In the spring of 2003, at the onset of the “war” “with” Iraq, I drove from New York City to San Francisco. Along the way, I shot a regular 8 film by holding a Bolex in one hand and steering with the other. Two weeks later, I crossed back again and ran the same film though the camera in the same order, double exposing it. I shot the film blind, without looking through the viewfinder. My decisions to release the shutter were based entirely on my feelings and stochastic sense of timing. Durations of shots were random, and exposures and focus approximate because my first priority was to not crash my truck. In essence, I knew nothing about what I was doing except that the rolling of the film coincided with the rolling of the road.

I also knew the basic story...that the Appalachians would lead to the Prairies, and then I would cross the Mississippi. And that sometime after that the Prairie would give way to the Great Plains in a whiff , and eventually, the Rockies would start to line the horizon, becoming larger and larger until I entered them.
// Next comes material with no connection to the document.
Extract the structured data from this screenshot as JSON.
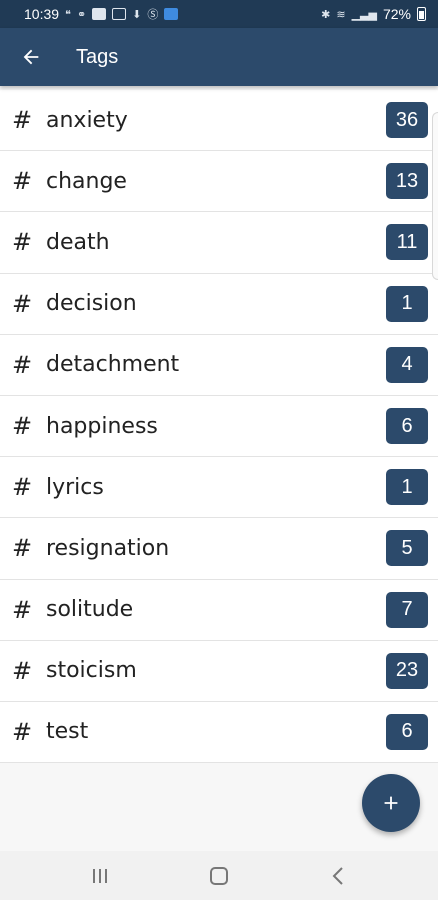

On the otherside were the bluffs that opened up to the Great Basin with miles of red rocks and then up to a barren desert of one spiney ridge after another with thirty mile gulps of a straight shot between until I came to the precipitous push of the Sierras that spill down to the Central Valley, a final spasm of hills and then the lands end.

Driving across the country held me in a suspended state of trance, anchored to a moving line that passed through me continuously. Through transition after transition, gargantuan to a whisper and back again, I could feel in an instant the entire country inside me because I was in the middle of it. I was floating within the zone of liminality: nowhere and everywhere at the same time, and the expanse of space collapsed into a single breath. Oblivious to borders, shedding all scores of constant restless migrations and its insuing litter, the land became an enormous anonymous force, an ancient aching specter that rose up to meet me.

The thing I find addicting about road trips is that they empty me out. I return to certain roads again and again because of how they make me feel. After a while I memorize them and commit them to my being in the way that some people memorize poetry or music. I know certain progressions, and keep certain roads as secrets. I also see their tangle as a drawing, one that I am continually working on in a reach for refinement and reticulation, in the way that someone is well read and articulate.

I made this film on an impulse. I knew that I wanted to fold the country over onto itself, and to grasp its vastness. I also knew that relying on chance as I made this overlay increased the likelihood of an abstraction that would empty the film of any specificity and mirror my feelings of weightlessness. Each frame would contain a span of 3000 miles that I myself had traveled and would distill it into a single, open moment. What I hoped to release through this penumbra was an apparition of that ancient aching spector, that tinge of a voice that cried.